“You’re Joking?!” I believe these were my exact words when my husband checked the pregnancy test 6 weeks ago. Don’t get me wrong, I’m excited and was not completely surprised because we were trying. I just was surprised by how quickly our trying worked (thank goodness, I know).
After the shock settled, everything began to make sense: why I felt exhausted, nauseous and why I thought I was getting the flu. With the realization came the fear of knowing what to expect, especially since I did not enjoy my last pregnancy (but LOVED the result).
Some ‘people’ told me the second pregnancy is easier; these ‘people’ are liars. Well, in my case, they are liars. Unfortunately, even at 15 weeks, I am still hugging the porcelain goddess on a regular basis. Fingers crossed this time it does not last well into my third trimester.
Not only did I fear knowing the effect of being pregnant on my body, but the fear of how baby no. 2 will change the dynamic of my family.
We are in a routine with Ford (who is now 13 months). My husband and I are a strong team, and since there are two of us to one baby, we can always grab a break when we need it. With baby no. 2, we will be in a man on man defense and from what I hear that means no down time.
Ford sleeps 11 hours straight, how will I get used to waking up every 2 hours when number 2 arrives? How will I do this while chasing a toddler, 80lb dog, and working full time? The fear begins to grow.
Will Ford feel just as much loved? Will I have enough time to give Ford quality one-on-one time, which I believe is important for each child to have? Will I be a good mother, not stressed but my normal happy self, with two children under the age of 2? Will I have time for me? Time to exercise? Will I have time for my husband and our relationship?
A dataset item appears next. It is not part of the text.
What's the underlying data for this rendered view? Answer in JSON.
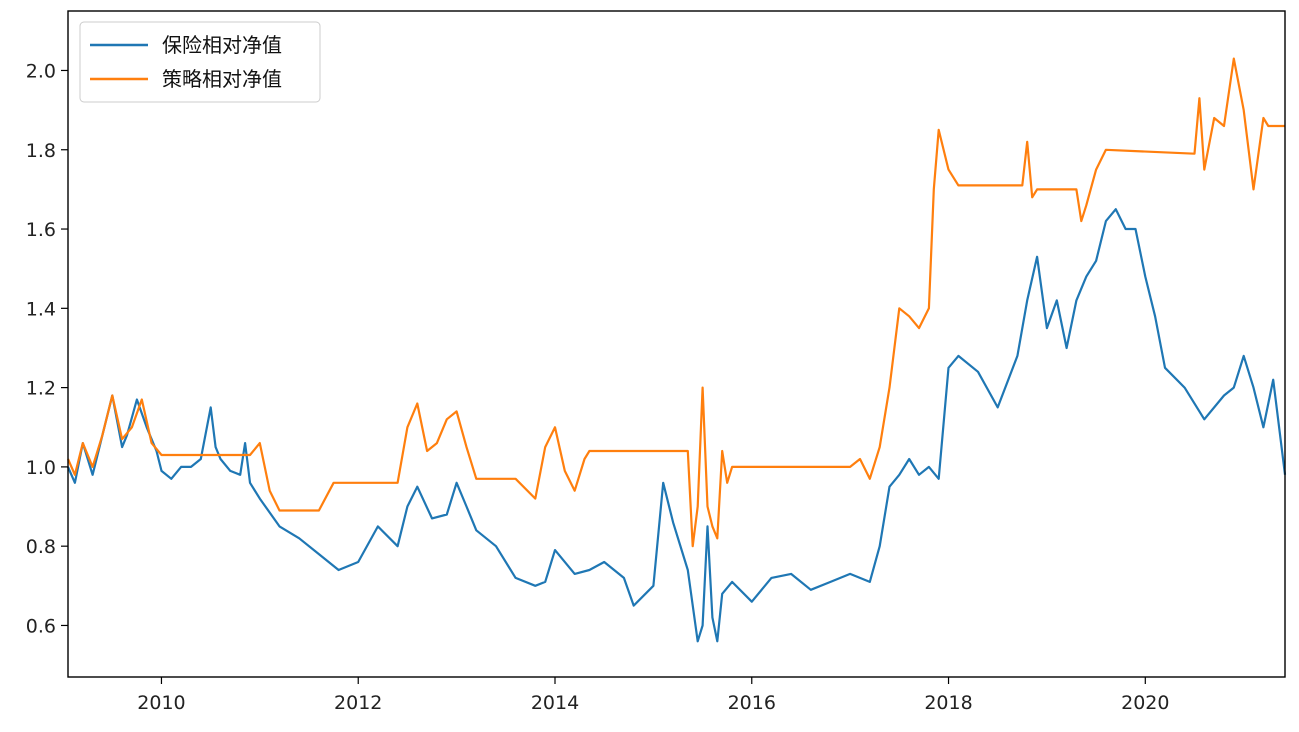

These are the questions that flood my mind.
BUT… along with my fear comes my excitement! I loved being so close in age with my two older brothers. I consider them my best friends and would not change this for the world. I’m excited to grow my family and watch my two children play, become friends and grow up together. I’m excited to watch my husband with both of them, because watching him with Ford already melts my heart. I look forward to taking them on adventures with my husband and showing them the world we love so much. I can only imagine watching them ski, play sports, ride bikes and do so much more that my husband and I just love to do.
So, all you moms out there with multiple children….. HELP! I’d love advice or words of encouragement!